When this movement is completed, the front carrier plate 110 and the rear carrier plate 120 move upward (in the direction of arrow C shown in FIG. 1) in the same state (see FIG. 5). And the front carrier plate 11
0 and the rear transport plate 120 move in the direction of arrow D shown in FIG. 1 and return to the initial state. When the movement in the direction of the arrow D is completed, the rear transport plate 120 is moved more than the front transport plate 110 and is moved by d−c so as to return to the initial state shown in FIG.

[0018]

As described above, the component conveying device according to the present invention is a component conveying device which conveys components at a constant pitch. In the component conveying device, notches sufficiently larger than the length of the components to be conveyed are formed at a constant pitch. And a rear carrier plate having the same shape as the front carrier plate and facing each other, and a drive unit for moving these both carrier plates along the carrier rails on which the parts are placed. When the movement of the pitch of the front carrier plate is completed, the front carrier plate is placed so that the parts are sandwiched with a slight gap between the front edge part of the notch of the front carrier plate and the rear edge part of the notch of the rear carrier plate. Is set to be shorter than the moving distance of the rear transport plate. Therefore, even if the stop position of the component is slightly deviated, there is no hindrance to the conveyance, and the speed can be increased.

[Brief description of drawings]

FIG. 1 is a schematic perspective view showing a component carrying device according to an embodiment of the present invention.

FIG. 2 is a drawing showing a carrying procedure by the component carrying device and is an explanatory view showing an initial state.

FIG. 3 is a diagram showing a transportation procedure by the component transportation device, and is an explanatory view showing a state where the components are accommodated in the notches of the transportation plate.

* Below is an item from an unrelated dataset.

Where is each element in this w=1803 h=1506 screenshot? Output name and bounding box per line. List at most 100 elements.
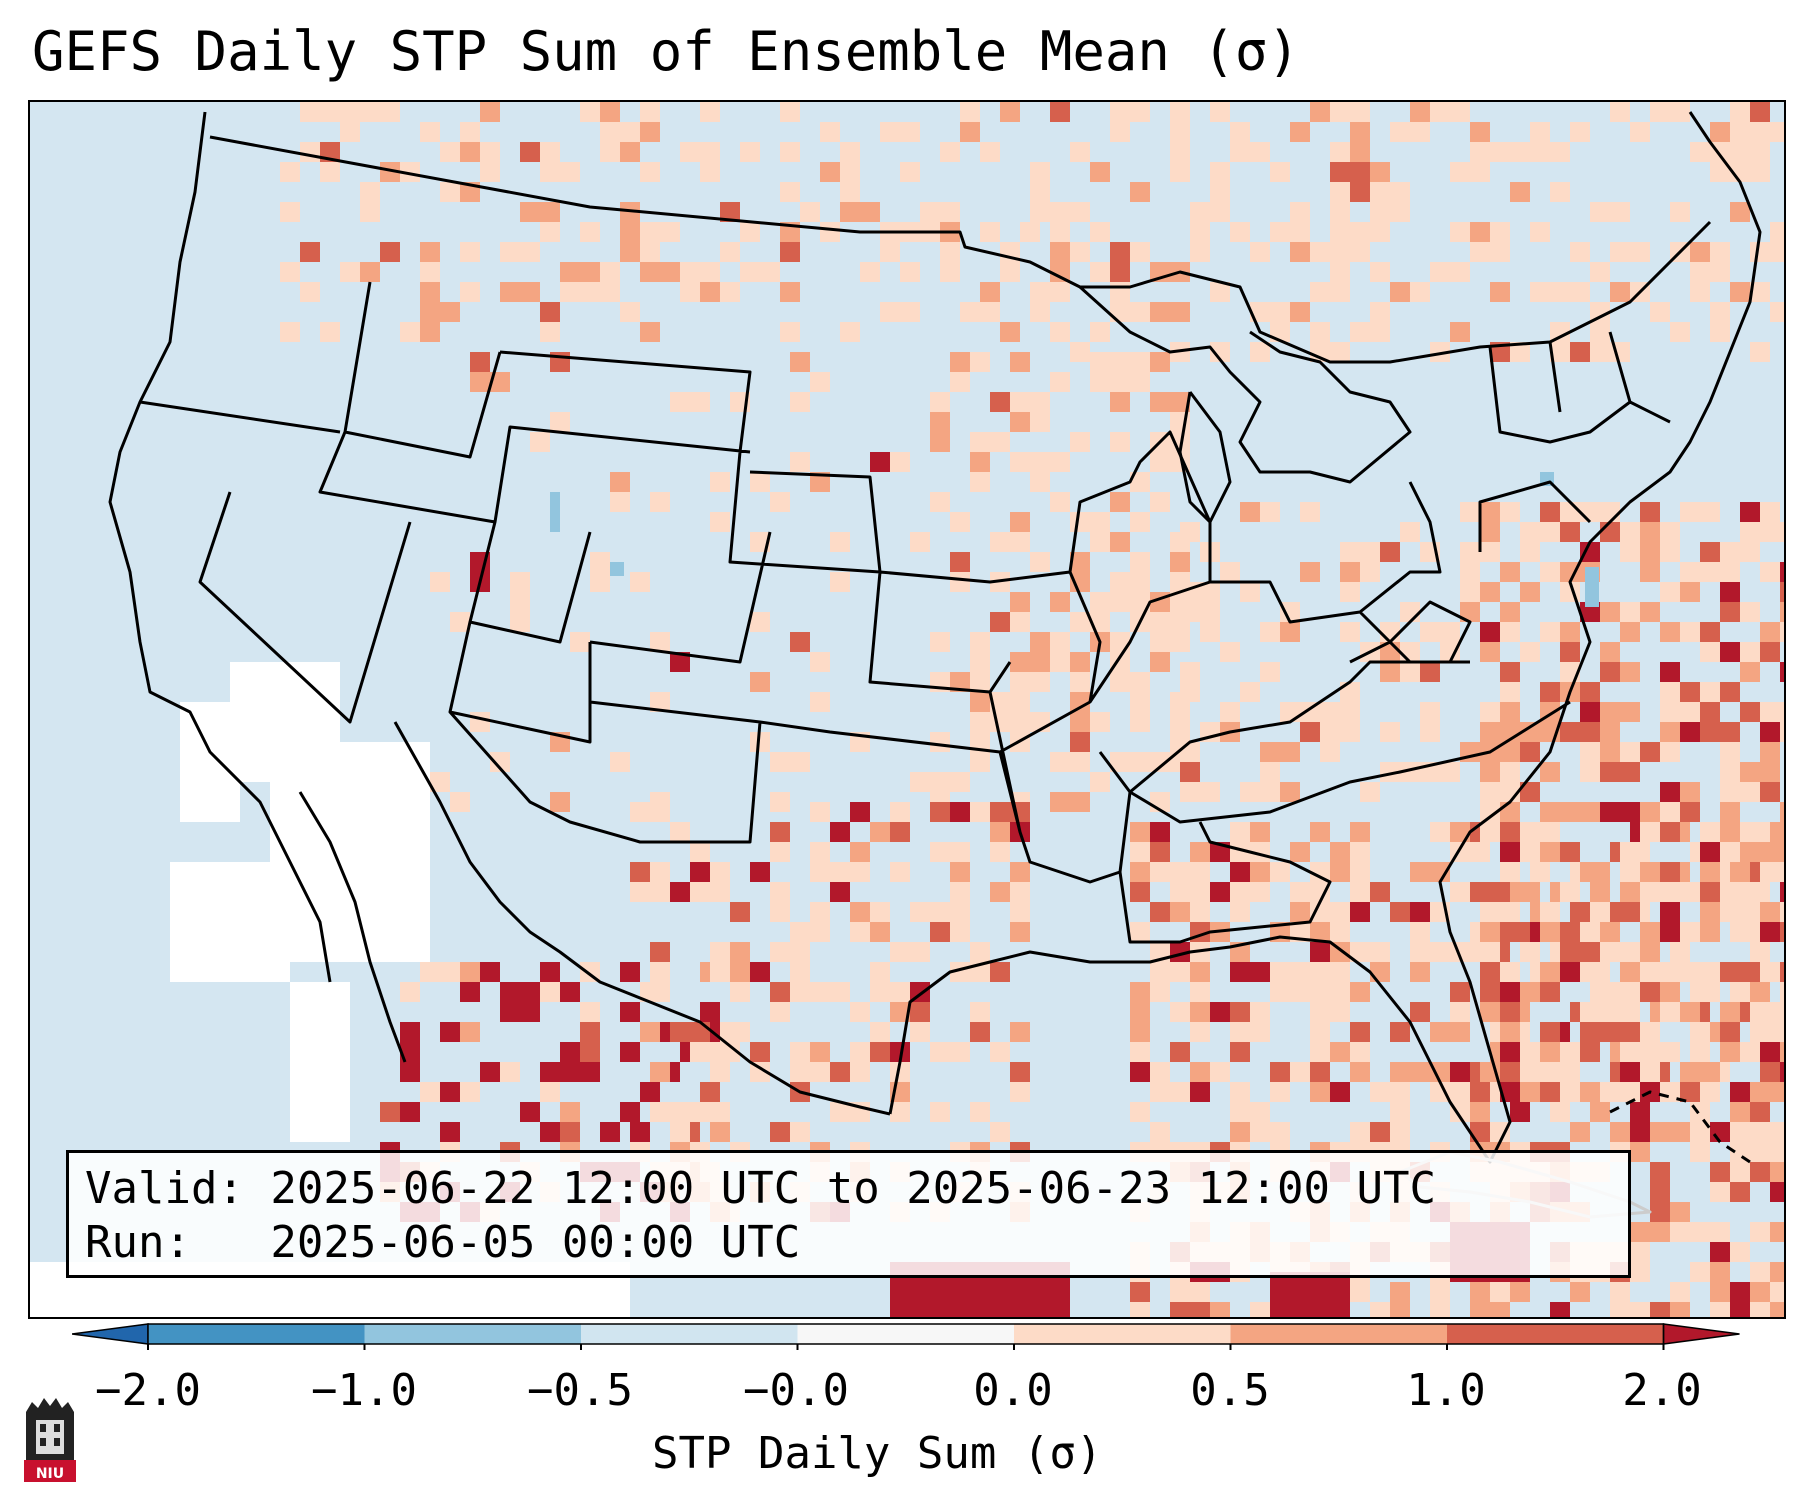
field-cell [1760,622,1780,642]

FIG. 4 is a diagram showing a transportation procedure by the component transportation device, and is an explanatory view showing a state in which a transportation plate transports a component.

FIG. 5 is a drawing showing a carrying procedure by the parts carrying device and is an explanatory view showing a state where the carrying of the parts is completed.

FIG. 6 is a schematic perspective view showing an example of a conventional component transfer device.

FIG. 7 is a schematic perspective view showing another example of a conventional component transfer device.

8 is an explanatory diagram showing a problem of the component carrying device shown in FIG. 7. FIG.

9 is an explanatory diagram showing a state in which the problem shown in FIG. 8 has been solved.

[Explanation of symbols]

 110 Front carrier plate 111 (For front carrier plate) Notch 120 Rear carrier plate 121 (For rear carrier plate) Notch 200 Carrier rail 300 Parts c Parts length dimension

Claims (1)

[Claims] 1. A parts conveying device for conveying parts at a constant pitch, a front conveyor plate having notches sufficiently larger than the length of the conveyed parts at a constant pitch, and the same shape as the front conveyor plate. , And a rear transport plate provided opposite to each other, and a drive unit for moving both of these transport plates along the transport rail on which the parts are placed. , The moving distance of the front carrier plate is such that the parts are sandwiched with a slight gap between the front edge of the notch of the front carrier plate and the rear edge of the notch of the rear carrier plate. A parts conveying device characterized by being set shorter than the distance.